By Corinne White | Source: The Daily Tar Heel

Task force looks to help day laborers

Susano Soto, left, order and Lee Johnson, right, work for Raleigh’s Blalock Paving company, which hires many of the day laborers who gather in the area.

Day laborers in the area stand on the corner of Jones Ferry Road and Davie Road, rain or shine.

But Board of Alderman candidates — and local labor advocates ­— want to change that.

At a meeting this week organized by Orange County Justice United, community advocates created location and fundraising committees to work toward creating a center for the day laborers.

“While we take the situation further, we’re trying to identify short-term things we can do and long-term things we should do,” said Julio Olmos, community organizing director for El Centro Hispano.

He said the first short-term step is putting Port-A-Johns at the location.

And though the Carrboro Board of Aldermen is not spearheading the project, incumbent and 2011 candidate Dan Coleman said the board — which fellow candidate Lydia Lavelle also sits on — looks to support the initiative.

Since many day laborers are Hispanic, the main location being considered is El Centro Hispano in Carrboro, Coleman said.

“The key point is that El Centro is intimately connected with the Hispanic community that day laborers mostly come from,” he said.

“So they are in a better position than the town to address these issues.”

Olmos said El Centro’s Carrboro leaders have not yet spoken to its landlord about a restriction in the location’s contract that could disallow the project.

Pilar Rocha-Goldberg, the CEO of El Centro, said the organization talked to representatives from the National Day Laborer Organizing Network in June about the pros and cons of day laborer centers.

The ideal center would include English as a second language and vocational classes, child care, and legal services for the workers and their families, Coleman said.

Coleman said there were reportedly issues with wage theft, when workers do their job and employers do not pay.

The center would be necessary to help the day laborers, who might not understand the American legal system, he said.

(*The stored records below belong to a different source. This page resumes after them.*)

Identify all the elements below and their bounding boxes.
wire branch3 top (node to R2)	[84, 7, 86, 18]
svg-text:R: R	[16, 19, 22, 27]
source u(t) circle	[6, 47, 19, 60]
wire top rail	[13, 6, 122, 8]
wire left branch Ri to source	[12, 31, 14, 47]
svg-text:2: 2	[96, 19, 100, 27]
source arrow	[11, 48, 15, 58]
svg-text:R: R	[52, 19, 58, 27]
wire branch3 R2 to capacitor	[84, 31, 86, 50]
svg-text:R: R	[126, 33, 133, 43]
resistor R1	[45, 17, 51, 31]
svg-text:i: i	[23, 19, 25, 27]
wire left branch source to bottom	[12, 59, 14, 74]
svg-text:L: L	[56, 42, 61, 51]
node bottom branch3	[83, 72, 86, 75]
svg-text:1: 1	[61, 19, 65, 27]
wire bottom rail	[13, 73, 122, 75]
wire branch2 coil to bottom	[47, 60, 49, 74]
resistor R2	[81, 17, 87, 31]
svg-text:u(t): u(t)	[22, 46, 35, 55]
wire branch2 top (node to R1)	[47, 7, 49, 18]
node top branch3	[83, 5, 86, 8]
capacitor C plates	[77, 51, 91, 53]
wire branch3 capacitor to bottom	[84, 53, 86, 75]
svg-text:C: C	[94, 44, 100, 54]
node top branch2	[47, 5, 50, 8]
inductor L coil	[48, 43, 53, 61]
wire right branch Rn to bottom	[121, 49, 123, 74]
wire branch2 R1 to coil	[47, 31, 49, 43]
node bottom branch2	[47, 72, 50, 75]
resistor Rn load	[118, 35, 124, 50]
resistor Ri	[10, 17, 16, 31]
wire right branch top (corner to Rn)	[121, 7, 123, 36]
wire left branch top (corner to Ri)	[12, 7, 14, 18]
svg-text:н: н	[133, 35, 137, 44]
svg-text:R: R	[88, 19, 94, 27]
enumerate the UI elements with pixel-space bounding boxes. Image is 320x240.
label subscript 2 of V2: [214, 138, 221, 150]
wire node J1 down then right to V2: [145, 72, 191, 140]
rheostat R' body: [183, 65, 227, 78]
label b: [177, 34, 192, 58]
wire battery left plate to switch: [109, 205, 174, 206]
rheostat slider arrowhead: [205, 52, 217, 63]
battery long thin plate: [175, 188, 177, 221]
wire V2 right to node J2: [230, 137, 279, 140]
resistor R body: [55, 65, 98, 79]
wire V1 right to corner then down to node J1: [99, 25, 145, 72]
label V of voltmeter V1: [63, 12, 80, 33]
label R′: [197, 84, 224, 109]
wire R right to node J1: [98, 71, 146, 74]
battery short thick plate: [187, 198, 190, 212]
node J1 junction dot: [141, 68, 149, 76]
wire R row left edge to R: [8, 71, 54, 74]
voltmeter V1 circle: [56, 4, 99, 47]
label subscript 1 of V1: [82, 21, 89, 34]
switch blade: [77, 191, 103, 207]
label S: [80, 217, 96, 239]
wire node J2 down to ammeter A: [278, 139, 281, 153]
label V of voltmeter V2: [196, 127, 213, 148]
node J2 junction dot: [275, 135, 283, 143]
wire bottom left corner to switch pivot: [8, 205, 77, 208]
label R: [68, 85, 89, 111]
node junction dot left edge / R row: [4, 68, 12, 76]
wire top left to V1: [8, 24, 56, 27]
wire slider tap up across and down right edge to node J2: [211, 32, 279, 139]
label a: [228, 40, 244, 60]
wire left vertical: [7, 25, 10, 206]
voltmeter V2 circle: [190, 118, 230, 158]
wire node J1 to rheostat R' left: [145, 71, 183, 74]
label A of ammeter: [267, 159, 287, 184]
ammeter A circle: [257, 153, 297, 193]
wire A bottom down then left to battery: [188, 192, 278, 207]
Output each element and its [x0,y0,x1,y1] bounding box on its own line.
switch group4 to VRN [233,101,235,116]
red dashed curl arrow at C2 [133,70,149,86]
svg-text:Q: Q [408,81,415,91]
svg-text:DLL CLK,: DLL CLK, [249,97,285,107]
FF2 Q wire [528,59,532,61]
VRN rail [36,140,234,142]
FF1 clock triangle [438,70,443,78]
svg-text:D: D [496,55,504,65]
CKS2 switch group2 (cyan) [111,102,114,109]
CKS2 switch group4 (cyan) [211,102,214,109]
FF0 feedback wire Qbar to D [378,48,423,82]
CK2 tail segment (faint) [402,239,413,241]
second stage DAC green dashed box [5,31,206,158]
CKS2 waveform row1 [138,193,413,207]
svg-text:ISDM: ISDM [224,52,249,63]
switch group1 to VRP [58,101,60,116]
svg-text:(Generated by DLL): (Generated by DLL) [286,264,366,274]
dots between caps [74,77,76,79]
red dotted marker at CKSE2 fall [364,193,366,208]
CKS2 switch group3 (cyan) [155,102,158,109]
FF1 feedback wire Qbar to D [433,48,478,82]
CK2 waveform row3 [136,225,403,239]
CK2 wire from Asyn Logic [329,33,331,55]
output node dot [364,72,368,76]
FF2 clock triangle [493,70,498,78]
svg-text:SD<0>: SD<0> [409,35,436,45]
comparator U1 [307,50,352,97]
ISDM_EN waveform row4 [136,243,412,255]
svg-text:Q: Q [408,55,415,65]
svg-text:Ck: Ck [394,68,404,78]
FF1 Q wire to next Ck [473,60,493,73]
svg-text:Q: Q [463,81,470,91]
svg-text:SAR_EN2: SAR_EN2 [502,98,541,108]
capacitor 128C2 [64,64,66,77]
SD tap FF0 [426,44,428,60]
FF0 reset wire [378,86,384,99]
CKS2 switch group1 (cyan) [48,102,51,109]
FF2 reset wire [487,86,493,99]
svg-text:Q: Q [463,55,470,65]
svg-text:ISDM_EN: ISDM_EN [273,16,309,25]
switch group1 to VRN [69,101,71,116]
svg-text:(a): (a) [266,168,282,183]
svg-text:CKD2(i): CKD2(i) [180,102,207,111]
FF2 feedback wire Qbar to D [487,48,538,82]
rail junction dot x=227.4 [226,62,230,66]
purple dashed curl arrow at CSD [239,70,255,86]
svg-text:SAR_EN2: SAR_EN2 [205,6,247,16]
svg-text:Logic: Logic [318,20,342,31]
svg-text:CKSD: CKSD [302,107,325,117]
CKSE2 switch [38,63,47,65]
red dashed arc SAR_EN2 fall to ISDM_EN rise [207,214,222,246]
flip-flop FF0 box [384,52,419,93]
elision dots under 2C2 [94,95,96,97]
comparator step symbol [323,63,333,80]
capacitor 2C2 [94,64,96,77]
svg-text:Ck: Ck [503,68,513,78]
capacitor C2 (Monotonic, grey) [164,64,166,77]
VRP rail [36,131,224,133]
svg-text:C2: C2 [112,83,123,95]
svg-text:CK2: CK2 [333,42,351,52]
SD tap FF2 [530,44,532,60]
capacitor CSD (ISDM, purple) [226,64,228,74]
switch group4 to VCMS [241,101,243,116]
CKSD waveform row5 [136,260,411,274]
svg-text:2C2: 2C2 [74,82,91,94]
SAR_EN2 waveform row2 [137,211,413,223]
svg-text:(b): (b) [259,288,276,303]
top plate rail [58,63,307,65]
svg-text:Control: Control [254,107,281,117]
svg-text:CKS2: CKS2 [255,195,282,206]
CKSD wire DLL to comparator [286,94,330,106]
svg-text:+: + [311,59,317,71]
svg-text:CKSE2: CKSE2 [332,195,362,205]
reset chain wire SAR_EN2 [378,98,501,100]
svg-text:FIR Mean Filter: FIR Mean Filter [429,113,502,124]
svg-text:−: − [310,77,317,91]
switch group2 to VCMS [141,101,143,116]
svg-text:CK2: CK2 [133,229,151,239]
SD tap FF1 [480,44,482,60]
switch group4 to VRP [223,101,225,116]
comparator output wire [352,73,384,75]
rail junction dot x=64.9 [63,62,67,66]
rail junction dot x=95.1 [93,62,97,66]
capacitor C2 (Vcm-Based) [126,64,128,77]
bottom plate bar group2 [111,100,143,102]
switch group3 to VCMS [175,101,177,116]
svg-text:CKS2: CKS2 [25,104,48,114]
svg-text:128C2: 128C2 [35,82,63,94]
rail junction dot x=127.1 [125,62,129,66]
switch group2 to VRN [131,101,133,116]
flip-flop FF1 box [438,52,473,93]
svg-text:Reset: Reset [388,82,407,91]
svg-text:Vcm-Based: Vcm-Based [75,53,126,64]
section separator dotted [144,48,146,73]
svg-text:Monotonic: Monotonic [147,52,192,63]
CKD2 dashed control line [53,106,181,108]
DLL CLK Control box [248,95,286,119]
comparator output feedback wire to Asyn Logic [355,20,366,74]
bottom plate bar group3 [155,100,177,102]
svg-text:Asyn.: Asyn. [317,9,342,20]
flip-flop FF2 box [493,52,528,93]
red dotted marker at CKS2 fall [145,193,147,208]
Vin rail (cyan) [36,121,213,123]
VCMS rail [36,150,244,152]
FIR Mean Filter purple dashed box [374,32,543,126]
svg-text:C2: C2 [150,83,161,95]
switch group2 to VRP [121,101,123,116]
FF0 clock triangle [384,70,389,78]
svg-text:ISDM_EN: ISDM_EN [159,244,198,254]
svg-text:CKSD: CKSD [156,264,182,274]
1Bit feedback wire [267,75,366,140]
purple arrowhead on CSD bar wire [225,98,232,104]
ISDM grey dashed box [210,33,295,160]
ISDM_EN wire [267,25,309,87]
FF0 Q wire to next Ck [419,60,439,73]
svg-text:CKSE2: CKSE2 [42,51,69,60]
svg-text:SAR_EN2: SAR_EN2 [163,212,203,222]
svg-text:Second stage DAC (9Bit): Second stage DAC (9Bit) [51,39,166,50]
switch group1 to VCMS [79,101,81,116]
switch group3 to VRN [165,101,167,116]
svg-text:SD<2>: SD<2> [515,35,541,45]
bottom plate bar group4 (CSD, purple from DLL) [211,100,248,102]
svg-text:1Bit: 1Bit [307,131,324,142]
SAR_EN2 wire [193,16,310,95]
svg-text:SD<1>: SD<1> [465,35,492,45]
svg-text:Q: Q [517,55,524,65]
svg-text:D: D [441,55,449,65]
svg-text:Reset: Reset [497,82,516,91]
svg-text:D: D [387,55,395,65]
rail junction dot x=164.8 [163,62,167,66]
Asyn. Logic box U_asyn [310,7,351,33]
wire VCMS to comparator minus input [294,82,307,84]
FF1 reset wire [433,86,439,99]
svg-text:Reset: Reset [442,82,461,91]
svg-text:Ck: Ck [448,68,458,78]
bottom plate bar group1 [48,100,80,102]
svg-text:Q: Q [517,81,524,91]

The task force also discussed day labor relations with community law enforcement, Olmos said.

Olmos said day laborers he spoke with said some people who congregated in the area are there just to “mess around.”

He said day laborers actually looking for work need to have good relationships with police officers to report the others.

Board of Aldermen candidate Michelle Johnson said any solution would have to address the problems from all sides.

“At best we need to have a holistic view, and I think the holistic version would have job skill training and making sure the workers weren’t getting abused,” Johnson said.

There are more than 70 day laborer centers in the country, Coleman said.

“If people locally look at what’s been achieved elsewhere, they’ll find a way to craft what’s best,” he said.

Board of Alderman candidate Braxton Foushee agreed things need to change.

“I just don’t think that what they have now is working.”